One of the points I've made here is the importance of a defense lawyer building and protecting the record, but that's important for a judge, too, as State v. Ellis demonstrates.  Ellis and a juvenile accomplice committed a truly horrific home invasion, beating and robbing an elderly couple at gunpoint, then throwing her into the trunk of their car and driving her around town in an attempt to get money from her debit card.  When they believed she was giving them the wrong PIN, they beat her some more and abandoned the car, leaving her in the trunk.  Ellis gets a well-deserved 25 years for this (his accomplice got 20), and the appeal focuses on whether the kidnapping, aggravated robbery, aggravated burglary, and felonious assault convictions should have merged.  The trial judge conducted what the panel calls "a model sentencing hearing," at which the State gave an extensive factual recitation, and concluded that the offenses were committed separately; the panel has no trouble affirming.

As Ellis might indicate, it was a fairly bloody week in the 8th; five of the twelve cases involved appeals of murder convictions.  One of them was State v. Cannon, where Cannon argues self-defense at trial, only to have the State counter that he never made that claim to the police officers who arrested him.  Cannon claims this violates the rule in Doyle v. Ohio which prohibits using post-arrest silence, but it turns out that while Cannon had the right to remain silent, he didn't have the ability:  he told the police that he was nowhere near scene of the crime.  Doyle precludes the use of post-arrest silence, not post-arrest chatter. 

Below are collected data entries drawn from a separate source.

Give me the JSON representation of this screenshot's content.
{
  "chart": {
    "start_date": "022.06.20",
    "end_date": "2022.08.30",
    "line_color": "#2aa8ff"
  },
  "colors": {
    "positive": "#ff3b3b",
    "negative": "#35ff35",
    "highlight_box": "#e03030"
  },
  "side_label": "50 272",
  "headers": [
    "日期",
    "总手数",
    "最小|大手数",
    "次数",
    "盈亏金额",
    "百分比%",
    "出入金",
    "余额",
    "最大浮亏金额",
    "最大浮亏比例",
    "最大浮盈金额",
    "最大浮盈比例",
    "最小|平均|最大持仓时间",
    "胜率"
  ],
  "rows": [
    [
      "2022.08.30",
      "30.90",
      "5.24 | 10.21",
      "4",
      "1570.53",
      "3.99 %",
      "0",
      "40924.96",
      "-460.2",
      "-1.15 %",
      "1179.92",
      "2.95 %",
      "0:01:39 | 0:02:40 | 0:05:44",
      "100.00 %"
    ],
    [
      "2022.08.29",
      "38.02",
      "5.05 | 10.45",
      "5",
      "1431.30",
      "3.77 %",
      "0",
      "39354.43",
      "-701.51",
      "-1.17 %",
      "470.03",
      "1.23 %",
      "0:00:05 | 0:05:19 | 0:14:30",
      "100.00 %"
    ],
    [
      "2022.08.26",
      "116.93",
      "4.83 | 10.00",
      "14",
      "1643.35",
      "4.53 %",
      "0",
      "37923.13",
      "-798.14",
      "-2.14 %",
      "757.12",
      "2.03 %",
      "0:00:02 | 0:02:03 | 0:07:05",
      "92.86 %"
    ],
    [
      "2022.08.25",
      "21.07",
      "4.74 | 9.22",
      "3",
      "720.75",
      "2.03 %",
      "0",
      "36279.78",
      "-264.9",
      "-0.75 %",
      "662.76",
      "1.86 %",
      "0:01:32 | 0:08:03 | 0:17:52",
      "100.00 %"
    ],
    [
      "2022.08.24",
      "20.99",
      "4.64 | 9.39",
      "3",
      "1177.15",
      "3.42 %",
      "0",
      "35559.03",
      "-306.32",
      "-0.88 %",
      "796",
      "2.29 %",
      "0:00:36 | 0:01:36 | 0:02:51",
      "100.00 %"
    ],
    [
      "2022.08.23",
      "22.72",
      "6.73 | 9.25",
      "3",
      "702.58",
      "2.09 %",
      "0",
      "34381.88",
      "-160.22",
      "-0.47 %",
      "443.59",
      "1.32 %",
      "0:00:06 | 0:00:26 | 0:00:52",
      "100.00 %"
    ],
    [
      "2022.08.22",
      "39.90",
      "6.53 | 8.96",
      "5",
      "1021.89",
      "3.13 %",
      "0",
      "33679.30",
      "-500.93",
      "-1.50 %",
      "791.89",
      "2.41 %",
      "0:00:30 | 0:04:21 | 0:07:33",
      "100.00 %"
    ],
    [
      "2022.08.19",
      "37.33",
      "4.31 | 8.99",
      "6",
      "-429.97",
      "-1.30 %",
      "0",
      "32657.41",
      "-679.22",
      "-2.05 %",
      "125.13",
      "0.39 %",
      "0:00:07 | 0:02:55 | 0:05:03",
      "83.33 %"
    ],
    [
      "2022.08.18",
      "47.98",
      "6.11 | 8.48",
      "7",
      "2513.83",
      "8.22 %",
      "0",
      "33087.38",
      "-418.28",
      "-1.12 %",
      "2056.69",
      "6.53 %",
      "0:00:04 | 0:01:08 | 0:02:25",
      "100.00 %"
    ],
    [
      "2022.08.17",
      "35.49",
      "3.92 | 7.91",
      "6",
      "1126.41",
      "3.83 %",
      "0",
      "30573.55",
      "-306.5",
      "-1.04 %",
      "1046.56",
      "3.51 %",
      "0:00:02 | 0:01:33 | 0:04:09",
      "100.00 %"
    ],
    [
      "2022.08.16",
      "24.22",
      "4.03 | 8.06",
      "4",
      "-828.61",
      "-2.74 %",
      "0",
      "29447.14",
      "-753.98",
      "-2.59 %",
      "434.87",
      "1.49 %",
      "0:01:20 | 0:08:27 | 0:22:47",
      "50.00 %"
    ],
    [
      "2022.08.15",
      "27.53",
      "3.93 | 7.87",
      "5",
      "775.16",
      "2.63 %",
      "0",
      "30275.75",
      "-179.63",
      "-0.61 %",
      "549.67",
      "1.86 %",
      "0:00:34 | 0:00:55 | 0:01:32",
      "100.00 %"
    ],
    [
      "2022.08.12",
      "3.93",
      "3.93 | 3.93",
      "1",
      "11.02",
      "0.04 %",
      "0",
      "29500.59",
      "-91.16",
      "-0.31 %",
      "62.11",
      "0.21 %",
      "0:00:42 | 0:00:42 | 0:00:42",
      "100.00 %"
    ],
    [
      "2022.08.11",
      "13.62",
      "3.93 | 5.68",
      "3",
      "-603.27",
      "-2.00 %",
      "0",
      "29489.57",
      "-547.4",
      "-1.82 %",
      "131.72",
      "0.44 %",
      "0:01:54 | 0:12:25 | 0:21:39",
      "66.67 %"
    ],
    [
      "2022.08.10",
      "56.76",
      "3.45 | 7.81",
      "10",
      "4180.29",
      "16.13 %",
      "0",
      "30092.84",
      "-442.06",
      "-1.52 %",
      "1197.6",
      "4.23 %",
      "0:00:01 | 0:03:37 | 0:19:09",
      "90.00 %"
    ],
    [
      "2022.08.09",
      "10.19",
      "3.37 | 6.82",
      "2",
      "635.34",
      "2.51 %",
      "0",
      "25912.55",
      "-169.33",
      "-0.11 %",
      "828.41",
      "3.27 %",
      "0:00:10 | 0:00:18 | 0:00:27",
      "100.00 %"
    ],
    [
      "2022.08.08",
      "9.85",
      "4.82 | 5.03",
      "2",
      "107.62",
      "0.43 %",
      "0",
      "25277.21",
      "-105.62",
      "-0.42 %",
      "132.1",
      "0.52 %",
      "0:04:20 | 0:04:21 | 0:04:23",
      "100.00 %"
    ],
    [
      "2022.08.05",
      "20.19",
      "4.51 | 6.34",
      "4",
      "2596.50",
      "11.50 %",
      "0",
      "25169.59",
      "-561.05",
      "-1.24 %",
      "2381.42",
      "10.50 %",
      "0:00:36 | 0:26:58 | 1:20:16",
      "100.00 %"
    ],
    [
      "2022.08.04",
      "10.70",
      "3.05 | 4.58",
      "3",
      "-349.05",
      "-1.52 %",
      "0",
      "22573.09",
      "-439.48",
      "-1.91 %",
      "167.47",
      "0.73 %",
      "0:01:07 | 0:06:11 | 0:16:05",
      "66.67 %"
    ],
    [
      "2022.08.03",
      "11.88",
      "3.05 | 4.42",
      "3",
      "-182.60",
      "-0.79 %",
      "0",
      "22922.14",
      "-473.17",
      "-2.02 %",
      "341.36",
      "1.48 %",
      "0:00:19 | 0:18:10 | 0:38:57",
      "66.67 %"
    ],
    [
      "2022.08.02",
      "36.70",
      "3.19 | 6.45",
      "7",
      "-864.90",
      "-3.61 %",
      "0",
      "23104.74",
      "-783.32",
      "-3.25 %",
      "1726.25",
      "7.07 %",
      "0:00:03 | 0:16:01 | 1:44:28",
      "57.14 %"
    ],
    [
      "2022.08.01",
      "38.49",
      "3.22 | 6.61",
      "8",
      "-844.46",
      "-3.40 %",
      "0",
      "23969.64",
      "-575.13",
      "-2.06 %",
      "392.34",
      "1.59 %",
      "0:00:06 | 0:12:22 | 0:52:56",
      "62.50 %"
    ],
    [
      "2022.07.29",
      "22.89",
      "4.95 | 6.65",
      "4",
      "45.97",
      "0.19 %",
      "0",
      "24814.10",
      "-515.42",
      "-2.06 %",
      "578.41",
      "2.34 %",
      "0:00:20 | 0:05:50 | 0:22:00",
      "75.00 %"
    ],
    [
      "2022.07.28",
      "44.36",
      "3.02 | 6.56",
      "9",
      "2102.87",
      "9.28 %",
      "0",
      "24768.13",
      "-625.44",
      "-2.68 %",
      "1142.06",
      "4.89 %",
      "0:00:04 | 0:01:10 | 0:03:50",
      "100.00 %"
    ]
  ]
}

Similarly unsuccessful in his appeal from the denial of a motion for new trial from his murder conviction is the defendant in State v. Smith, who presents an unsympathetic court with a recantation by one of his accomplices.  The motion was filed 13 days past the 120-day limit for a new trial on the basis of newly-discovered evidence, and the court holds that Smith's failure to first file a motion for leave to file the motion for new trial is sufficient reason in and of itself to deny the motion, at least in the 8th.  That's a bit harsh, and some other courts have been more forgiving, treating an untimely motion as one for leave as well.  That seems the better approach, and it forecloses the possibility of the judge denying the motion to leave, only to have that ruling successfully appealed and the case sent back for determination on the merits, with the possibility of yet another appeal.  To its credit, the panel considers the merits, and decides that the trial court was right to deny the motion without a hearing.  Recantation "is looked upon with the utmost suspicion and must be viewed with strict scrutiny," and testimony of other witnesses, including the two other accomplices who testified against Smith at trial, indicates recantation would not have changed result. 

State v. Lawrence represents another aggravated murder trial where the defendant is convicted of only felonious assault, a mystery given the court's recitation of the facts.  (Lawrence winds up with a 24-year sentence, so it's not like he gets to chalk one up in the win column.)  The big issue arises on the third day of trial, when the police inform the judge that members of Heartless Felons gang would be attending the trial to intimidate witnesses.   Without a hearing, the judge issued an order requiring anyone entering the courtroom to state their name, present a valid form of picture ID, and have their picture taken.

The court upholds the procedure, and there was certainly some basis for the trial judge's concerns; by the time of the order, one spectator had been caught trying to take pictures of jurors on his cell phone, and several witnesses had refused to testify.  Still, I'd feel a little better about the decision if there had been a hearing, and I'd feel a whole lot better if the panel hadn't brushed the whole thing off by saying that no one "was ever barred from entering the courtroom," but were "simply required" to do certain things.  Having your picture taken by the police as a condition of entering a courtroom seems to implicate the right to a public trial a lot more than the court gives it credit for doing.